Rafales d'automne by SOSEKI

Rafales d'automne by SOSEKI

Auteur:SOSEKI
La langue: fra
Format: epub
Éditeur: Editions Philippe Picquier
Publié: 2014-07-14T16:00:00+00:00


7

Un papillon blanc sur une fleur blanche

Un petit papillon sur une petite fleur

Vole en tous sens

Vole en tous sens

Un long chagrin défait

La longue chevelure

La noire tristesse

Assombrit encore la noire chevelure

Cheveux épars

Cheveux épars

Vainement soufflent

Les rafales d’automne

A quoi bon vivre ici-bas

Papillon blanc et cheveux noirs

Que le vent emporte

Ici se terminait le chant. L’homme avait écouté la femme, sous le charme de sa voix cristalline, qui évoquait des doigts blancs et effilés remplissant de perles un bol d’argent.

« C’était très bien. En continuant à vous exercer de façon à avoir plus d’amplitude, je suis certain que vous pourriez chanter dans une grande salle. Que diriez-vous d’essayer lors du prochain concert ?

— Non, je ne veux pas. Essayer, dites-vous ?

— Alors, pour de vrai.

— Encore moins, je ne pourrais jamais.

— Dois-je comprendre que vous renoncez à chanter en public ?

— Mais enfin, vous rendez-vous compte, chanter devant je ne sais combien de personnes… J’aurais si honte que ma voix ne sortirait pas !
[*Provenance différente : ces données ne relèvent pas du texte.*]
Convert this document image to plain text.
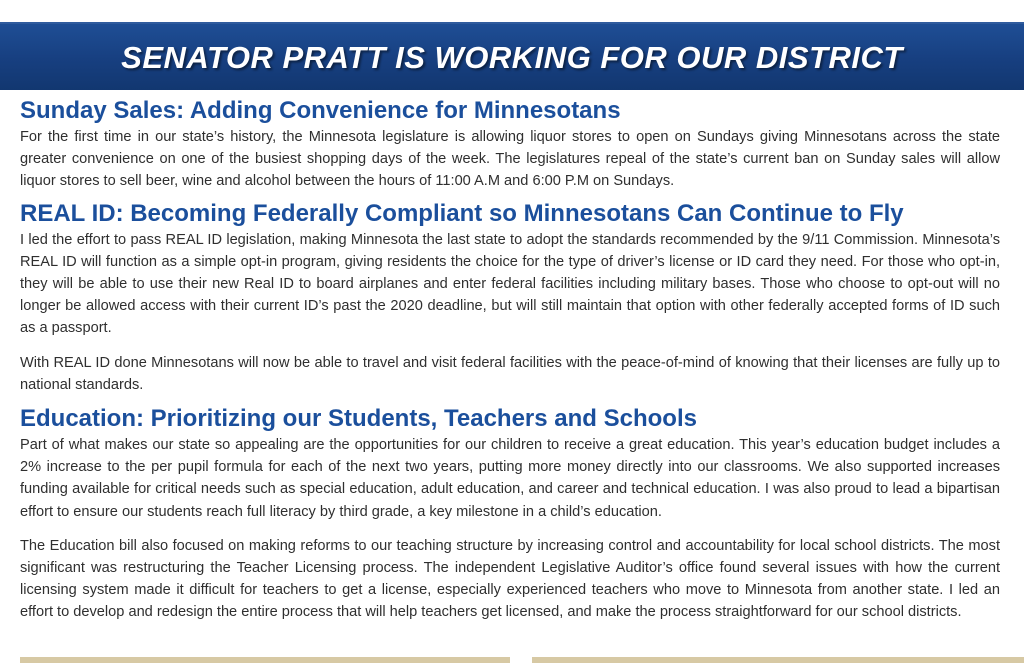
SENATOR PRATT IS WORKING FOR OUR DISTRICT
Sunday Sales: Adding Convenience for Minnesotans

For the first time in our state’s history, the Minnesota legislature is allowing liquor stores to open on Sundays giving Minnesotans across the state greater convenience on one of the busiest shopping days of the week. The legislatures repeal of the state’s current ban on Sunday sales will allow liquor stores to sell beer, wine and alcohol between the hours of 11:00 A.M and 6:00 P.M on Sundays.

REAL ID: Becoming Federally Compliant so Minnesotans Can Continue to Fly

I led the effort to pass REAL ID legislation, making Minnesota the last state to adopt the standards recommended by the 9/11 Commission. Minnesota’s REAL ID will function as a simple opt-in program, giving residents the choice for the type of driver’s license or ID card they need. For those who opt-in, they will be able to use their new Real ID to board airplanes and enter federal facilities including military bases. Those who choose to opt-out will no longer be allowed access with their current ID’s past the 2020 deadline, but will still maintain that option with other federally accepted forms of ID such as a passport.

With REAL ID done Minnesotans will now be able to travel and visit federal facilities with the peace-of-mind of knowing that their licenses are fully up to national standards.

Education: Prioritizing our Students, Teachers and Schools

Part of what makes our state so appealing are the opportunities for our children to receive a great education. This year’s education budget includes a 2% increase to the per pupil formula for each of the next two years, putting more money directly into our classrooms. We also supported increases funding available for critical needs such as special education, adult education, and career and technical education. I was also proud to lead a bipartisan effort to ensure our students reach full literacy by third grade, a key milestone in a child’s education.

The Education bill also focused on making reforms to our teaching structure by increasing control and accountability for local school districts. The most significant was restructuring the Teacher Licensing process. The independent Legislative Auditor’s office found several issues with how the current licensing system made it difficult for teachers to get a license, especially experienced teachers who move to Minnesota from another state. I led an effort to develop and redesign the entire process that will help teachers get licensed, and make the process straightforward for our school districts.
— Ce poème en vers libres que vous avez chanté tout à l’heure, c’est vraiment beau…

— Oui, j’aime beaucoup.

— Me permettez-vous de prendre une photo de vous en train de chanter ?

— Une photo ?

— Oui. Cela vous déplaît ?

— Non, ce n’est pas que cela me déplaise, mais si vous prenez une photo de moi, je suppose que vous la montrerez ?
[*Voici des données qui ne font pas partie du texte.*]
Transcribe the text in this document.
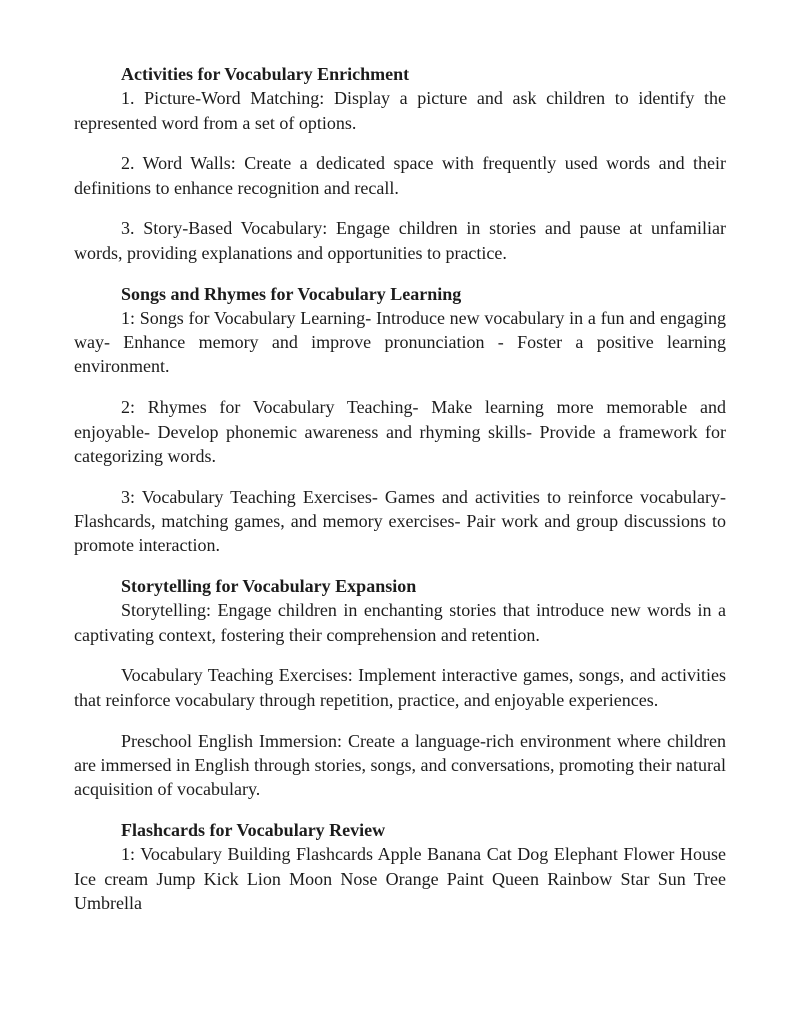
Activities for Vocabulary Enrichment

1. Picture-Word Matching: Display a picture and ask children to identify the represented word from a set of options.

2. Word Walls: Create a dedicated space with frequently used words and their definitions to enhance recognition and recall.

3. Story-Based Vocabulary: Engage children in stories and pause at unfamiliar words, providing explanations and opportunities to practice.

Songs and Rhymes for Vocabulary Learning

1: Songs for Vocabulary Learning- Introduce new vocabulary in a fun and engaging way- Enhance memory and improve pronunciation - Foster a positive learning environment.

2: Rhymes for Vocabulary Teaching- Make learning more memorable and enjoyable- Develop phonemic awareness and rhyming skills- Provide a framework for categorizing words.

3: Vocabulary Teaching Exercises- Games and activities to reinforce vocabulary- Flashcards, matching games, and memory exercises- Pair work and group discussions to promote interaction.

Storytelling for Vocabulary Expansion

Storytelling: Engage children in enchanting stories that introduce new words in a captivating context, fostering their comprehension and retention.

Vocabulary Teaching Exercises: Implement interactive games, songs, and activities that reinforce vocabulary through repetition, practice, and enjoyable experiences.

Preschool English Immersion: Create a language-rich environment where children are immersed in English through stories, songs, and conversations, promoting their natural acquisition of vocabulary.

Flashcards for Vocabulary Review

1: Vocabulary Building Flashcards Apple Banana Cat Dog Elephant Flower House Ice cream Jump Kick Lion Moon Nose Orange Paint Queen Rainbow Star Sun Tree Umbrella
— Si cela vous ennuie, je la garderai pour moi seul. »

Sans un mot, la femme détourna les yeux. Sur son col brodé d’un semis de fleurs de prunier brillait une épingle d’un éclat blanc, aussi vif que l’étoile du matin, qui attira le regard de l’homme.

Du côté où elle était tournée était posée une console d’un mètre environ, qui supportait dans sa partie inférieure un pot en faïence chinoise d’un vert profond nuancé de violet où une délicate orchidée se balançait, de l’air d’attendre que le parfum de l’encens vienne l’envelopper, et sur sa partie supérieure, un moulage de la Vénus de Milo qui, dans ce coin de la pièce quelque peu sombre, était comme une apparition dans un rêve. Les yeux de la femme se portèrent machinalement sur la statue.

« Qu’est-ce donc que cette statue ?

— Naturellement, c’est une copie. L’original se trouve à Paris, au musée du Louvre. Bien que ce soit une imitation, elle est magnifique, n’est-ce pas ? La cambrure de la taille, le mouvement des jambes, sont d’un équilibre parfait. – Avec les bras, ce serait vraiment un chef-d’œuvre de perfection, malheureusement, ils ont disparu.

— La vraie statue non plus n’a pas de bras ?

— C’est bien parce que l’original n’a pas de bras que la copie n’en a pas non plus.

— Qui représente-t-elle ?

— Vénus, la déesse de l’amour, répondit l’homme en mettant l’accent sur le mot amour.

— Vénus ! »

A travers les longs cils, les yeux contemplent la statue si ardemment qu’il semblerait qu’elle va fondre sous le regard. Le plâtre froid se réchaufferait presque, un peu plus et l’on pourrait croire que la poitrine se soulève légèrement sous la respiration, tant le regard se concentre.